To fix this, you need to make data formats consistent by:
- Standardizing the data to maintain consistency in terms of format unit and scales
- Automating the work by implementing data validation checks, aka unit tests software developers use for testing features.
Mistake 4: Handling Datatype Issues
It’s not just the format that can cause problems. Data types can, too. Not checking them until it’s too late is also one of the common mistakes in data cleaning. The solution to this is straightforward:
- Inspect, cast, and convert your data types
- Automate by implementing checks to validate data types at various stages of your project.
For example, suppose a DateTime variable like order date is stored as a string. In that case, you will obviously need to cast that as a DateTime data type to enable your calculations and analysis.
Knowing what data types your database can use and which type can be converted to, like in the below matrix, becomes very useful knowledge.
Mistake 5: Handling Duplicate Data
Having duplicates in your data is the most common mistake. It often comes from bad joins or merges, and it ends up blowing your record count. Many data scientists don't do a post-check or post-inspection to ensure no duplicates in the data. Don’t be one!
To dedupe your data:
- Group it so that it’ll deduplicate automatically
- Add checks at every stage of your analysis to prevent unwanted duplicates
If you’re working in SQL, here’s more about data deduplication and other common SQL coding errors.
A Solution to Avoiding All Five Mistakes at Once
What do all five above mistakes have in common?
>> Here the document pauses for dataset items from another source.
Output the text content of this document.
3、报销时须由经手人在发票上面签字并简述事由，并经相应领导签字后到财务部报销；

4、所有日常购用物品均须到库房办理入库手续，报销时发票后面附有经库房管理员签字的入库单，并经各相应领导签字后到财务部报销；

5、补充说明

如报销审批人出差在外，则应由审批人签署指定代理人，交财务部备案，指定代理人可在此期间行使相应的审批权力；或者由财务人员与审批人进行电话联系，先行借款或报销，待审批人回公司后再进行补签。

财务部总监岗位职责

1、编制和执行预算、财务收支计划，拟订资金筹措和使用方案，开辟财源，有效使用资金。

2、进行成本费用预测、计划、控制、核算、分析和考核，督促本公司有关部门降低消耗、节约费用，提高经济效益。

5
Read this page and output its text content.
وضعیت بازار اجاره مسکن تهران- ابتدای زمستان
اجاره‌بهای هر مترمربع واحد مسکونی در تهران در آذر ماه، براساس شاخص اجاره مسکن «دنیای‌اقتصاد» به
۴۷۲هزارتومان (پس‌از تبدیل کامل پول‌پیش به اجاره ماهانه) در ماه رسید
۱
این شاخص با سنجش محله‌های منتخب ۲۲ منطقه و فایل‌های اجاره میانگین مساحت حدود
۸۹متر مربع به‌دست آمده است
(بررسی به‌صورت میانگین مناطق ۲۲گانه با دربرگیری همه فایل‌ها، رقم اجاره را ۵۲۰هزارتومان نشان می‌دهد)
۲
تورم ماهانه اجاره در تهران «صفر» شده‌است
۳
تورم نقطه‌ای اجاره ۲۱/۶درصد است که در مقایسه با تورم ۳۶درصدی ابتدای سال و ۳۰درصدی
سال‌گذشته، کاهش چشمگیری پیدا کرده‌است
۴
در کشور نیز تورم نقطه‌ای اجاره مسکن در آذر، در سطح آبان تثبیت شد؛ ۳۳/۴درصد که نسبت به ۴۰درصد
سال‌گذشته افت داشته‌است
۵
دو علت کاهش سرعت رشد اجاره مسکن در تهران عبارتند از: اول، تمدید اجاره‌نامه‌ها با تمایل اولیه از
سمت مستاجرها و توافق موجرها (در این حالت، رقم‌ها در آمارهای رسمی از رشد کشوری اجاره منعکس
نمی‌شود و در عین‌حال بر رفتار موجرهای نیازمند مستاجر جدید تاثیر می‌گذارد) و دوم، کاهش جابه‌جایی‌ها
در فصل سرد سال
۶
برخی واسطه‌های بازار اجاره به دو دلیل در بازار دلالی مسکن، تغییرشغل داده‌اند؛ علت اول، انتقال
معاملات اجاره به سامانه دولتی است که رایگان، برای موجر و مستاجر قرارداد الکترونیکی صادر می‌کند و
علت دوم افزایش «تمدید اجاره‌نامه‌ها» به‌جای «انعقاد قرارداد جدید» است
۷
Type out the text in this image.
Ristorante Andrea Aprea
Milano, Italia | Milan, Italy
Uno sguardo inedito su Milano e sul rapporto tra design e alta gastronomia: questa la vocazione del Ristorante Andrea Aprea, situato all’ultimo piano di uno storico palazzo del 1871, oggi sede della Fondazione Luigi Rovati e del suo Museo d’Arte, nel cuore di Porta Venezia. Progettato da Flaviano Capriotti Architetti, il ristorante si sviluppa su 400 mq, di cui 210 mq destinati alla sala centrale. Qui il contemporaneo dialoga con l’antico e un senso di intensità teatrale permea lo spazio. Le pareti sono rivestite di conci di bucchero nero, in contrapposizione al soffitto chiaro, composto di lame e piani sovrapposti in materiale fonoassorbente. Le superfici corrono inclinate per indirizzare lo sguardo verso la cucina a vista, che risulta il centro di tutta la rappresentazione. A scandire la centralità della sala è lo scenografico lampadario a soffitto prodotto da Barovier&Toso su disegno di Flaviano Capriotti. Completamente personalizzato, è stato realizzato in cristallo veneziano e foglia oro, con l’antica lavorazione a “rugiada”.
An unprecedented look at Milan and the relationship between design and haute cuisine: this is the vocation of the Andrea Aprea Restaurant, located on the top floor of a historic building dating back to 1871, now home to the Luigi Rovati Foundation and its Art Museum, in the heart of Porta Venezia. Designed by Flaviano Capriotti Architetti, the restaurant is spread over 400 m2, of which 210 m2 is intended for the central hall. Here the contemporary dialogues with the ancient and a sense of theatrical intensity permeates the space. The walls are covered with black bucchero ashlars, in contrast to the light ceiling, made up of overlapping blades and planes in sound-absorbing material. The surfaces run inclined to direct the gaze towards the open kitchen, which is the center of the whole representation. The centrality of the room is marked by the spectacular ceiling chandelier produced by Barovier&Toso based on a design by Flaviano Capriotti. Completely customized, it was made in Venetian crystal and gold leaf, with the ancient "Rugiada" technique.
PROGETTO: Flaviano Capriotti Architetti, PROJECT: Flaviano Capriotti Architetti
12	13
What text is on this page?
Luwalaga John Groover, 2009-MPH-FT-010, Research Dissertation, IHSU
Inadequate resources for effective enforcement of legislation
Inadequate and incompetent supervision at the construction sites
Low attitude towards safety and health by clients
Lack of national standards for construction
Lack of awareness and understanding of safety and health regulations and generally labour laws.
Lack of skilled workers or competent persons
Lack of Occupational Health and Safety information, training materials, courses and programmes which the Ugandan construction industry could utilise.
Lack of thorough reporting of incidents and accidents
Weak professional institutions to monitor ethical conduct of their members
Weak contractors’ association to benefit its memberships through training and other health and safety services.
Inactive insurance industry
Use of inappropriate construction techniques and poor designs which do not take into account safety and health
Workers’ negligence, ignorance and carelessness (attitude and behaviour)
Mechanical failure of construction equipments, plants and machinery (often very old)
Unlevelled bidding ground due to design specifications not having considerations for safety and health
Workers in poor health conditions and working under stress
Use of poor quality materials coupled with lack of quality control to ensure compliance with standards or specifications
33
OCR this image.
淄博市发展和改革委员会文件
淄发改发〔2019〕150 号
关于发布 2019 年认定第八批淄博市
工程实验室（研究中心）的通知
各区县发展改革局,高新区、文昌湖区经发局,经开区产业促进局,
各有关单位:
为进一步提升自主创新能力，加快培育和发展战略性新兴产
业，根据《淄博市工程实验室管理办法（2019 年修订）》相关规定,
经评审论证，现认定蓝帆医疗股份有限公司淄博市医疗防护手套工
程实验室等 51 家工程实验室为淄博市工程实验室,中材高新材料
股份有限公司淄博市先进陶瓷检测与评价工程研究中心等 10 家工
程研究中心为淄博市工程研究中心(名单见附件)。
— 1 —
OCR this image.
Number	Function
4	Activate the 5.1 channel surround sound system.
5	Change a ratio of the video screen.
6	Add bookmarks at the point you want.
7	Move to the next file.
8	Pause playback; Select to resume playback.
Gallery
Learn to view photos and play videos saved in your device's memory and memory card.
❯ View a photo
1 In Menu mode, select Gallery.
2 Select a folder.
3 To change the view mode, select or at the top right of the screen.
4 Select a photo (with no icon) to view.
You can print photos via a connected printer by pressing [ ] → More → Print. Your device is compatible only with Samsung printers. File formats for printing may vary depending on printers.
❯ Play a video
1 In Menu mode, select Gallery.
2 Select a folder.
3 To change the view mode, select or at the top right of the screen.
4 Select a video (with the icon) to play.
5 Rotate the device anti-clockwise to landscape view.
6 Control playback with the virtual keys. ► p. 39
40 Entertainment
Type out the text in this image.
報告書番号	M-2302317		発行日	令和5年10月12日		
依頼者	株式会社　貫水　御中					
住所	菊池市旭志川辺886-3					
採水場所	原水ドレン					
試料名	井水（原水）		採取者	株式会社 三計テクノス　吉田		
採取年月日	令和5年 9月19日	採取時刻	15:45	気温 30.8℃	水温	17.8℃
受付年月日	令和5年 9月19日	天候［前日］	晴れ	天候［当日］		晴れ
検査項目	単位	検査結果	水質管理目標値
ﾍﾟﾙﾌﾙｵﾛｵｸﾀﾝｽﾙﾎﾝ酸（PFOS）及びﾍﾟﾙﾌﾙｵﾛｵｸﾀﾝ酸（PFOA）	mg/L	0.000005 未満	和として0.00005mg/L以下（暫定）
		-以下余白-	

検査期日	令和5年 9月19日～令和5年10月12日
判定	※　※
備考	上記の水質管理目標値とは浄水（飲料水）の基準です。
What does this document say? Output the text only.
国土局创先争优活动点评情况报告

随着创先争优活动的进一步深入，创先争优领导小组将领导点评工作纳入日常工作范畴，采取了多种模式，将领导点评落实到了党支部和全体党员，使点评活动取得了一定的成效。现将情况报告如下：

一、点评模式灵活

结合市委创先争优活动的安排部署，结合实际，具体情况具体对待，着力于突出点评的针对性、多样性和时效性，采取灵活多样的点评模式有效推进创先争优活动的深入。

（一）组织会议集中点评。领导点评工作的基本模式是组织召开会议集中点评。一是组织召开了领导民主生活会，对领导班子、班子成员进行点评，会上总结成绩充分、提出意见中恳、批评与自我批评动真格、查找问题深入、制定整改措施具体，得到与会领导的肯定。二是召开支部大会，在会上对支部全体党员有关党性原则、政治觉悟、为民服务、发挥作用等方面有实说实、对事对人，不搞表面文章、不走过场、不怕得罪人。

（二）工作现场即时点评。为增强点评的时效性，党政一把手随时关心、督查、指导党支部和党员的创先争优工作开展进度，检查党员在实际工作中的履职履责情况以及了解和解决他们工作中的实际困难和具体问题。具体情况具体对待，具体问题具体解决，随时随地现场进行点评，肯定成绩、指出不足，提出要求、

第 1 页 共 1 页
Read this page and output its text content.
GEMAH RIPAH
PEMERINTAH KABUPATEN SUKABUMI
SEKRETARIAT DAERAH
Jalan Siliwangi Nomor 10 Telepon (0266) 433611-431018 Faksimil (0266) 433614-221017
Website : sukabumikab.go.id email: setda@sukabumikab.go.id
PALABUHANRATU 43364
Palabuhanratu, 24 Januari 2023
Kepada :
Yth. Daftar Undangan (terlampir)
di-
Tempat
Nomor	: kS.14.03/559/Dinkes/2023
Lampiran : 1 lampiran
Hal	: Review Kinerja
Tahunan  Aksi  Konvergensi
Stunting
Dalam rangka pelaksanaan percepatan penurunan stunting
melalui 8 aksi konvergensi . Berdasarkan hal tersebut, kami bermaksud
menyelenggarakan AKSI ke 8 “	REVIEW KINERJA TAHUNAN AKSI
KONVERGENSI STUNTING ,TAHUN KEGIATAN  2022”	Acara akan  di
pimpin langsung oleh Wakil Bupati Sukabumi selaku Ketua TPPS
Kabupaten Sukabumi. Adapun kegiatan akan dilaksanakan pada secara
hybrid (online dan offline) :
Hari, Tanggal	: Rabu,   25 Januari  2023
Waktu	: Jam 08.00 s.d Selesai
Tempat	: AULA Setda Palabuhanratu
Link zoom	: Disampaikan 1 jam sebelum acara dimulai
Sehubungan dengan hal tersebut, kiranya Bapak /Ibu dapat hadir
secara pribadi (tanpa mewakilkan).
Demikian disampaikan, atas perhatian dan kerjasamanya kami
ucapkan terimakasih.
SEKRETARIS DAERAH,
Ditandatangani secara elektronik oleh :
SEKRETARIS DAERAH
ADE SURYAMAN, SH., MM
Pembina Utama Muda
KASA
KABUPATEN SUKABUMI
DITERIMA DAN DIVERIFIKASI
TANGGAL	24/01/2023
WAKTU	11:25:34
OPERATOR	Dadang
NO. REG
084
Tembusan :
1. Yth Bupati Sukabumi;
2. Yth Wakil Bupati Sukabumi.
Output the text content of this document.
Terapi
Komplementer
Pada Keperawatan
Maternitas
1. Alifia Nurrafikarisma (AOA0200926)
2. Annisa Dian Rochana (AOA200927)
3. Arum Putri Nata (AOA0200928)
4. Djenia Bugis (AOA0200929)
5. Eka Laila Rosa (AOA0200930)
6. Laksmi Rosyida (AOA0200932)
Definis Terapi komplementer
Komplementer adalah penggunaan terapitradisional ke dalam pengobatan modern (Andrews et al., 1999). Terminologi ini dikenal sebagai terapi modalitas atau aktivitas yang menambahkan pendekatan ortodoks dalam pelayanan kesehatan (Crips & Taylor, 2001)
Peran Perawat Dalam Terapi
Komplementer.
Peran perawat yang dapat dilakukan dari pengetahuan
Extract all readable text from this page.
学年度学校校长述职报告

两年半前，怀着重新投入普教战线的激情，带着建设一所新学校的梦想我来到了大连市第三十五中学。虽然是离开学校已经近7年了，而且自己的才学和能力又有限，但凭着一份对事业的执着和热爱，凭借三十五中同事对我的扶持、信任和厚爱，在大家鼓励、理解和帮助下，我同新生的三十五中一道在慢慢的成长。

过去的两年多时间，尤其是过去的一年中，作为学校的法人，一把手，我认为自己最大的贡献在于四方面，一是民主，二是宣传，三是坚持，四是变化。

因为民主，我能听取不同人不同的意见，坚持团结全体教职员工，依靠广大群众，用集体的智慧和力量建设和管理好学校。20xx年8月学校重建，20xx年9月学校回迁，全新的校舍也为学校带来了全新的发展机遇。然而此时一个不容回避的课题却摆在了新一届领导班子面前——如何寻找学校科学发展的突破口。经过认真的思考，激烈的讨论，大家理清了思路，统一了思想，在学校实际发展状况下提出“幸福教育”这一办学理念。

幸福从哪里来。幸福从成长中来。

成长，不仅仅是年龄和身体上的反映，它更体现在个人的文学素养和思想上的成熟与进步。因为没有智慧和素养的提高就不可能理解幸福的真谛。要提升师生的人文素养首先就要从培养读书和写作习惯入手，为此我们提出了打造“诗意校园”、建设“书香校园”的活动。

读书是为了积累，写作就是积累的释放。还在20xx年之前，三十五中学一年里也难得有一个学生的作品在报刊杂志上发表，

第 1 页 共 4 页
They mainly involve manual inspection of the data and then a manual fix. The solution now becomes apparent: Why not automate as much as possible?
As I said before, software developers have this concept called unit testing. It ensures that their work passes the requirements of the feature that they're trying to build. You should do the same for data science. To be more specific:
- Reduce mistakes – Create scripts that automate all of these data cleaning tasks that are always on repeat at every step of the process.
- Make your process reproducible – Document the data cleaning process to ensure everyone on your team (including you!) knows what business rules logic is being used and can repeat it.
Conclusion
Implement what you learned here, and you’re on a path to success in data cleaning. There’s really no need to keep repeating these mistakes. They are embarrassing but also easy to avoid.
I know data cleaning is not as exciting as creating sexy graphs or ML models. But all data scientist spend their time (and a significant part, to tell the truth!) doing it. Without it, every other stage of a data science project doesn’t exist. So, first, do the groundwork and master data cleaning. Only after that should you learn other, fancier data science tasks.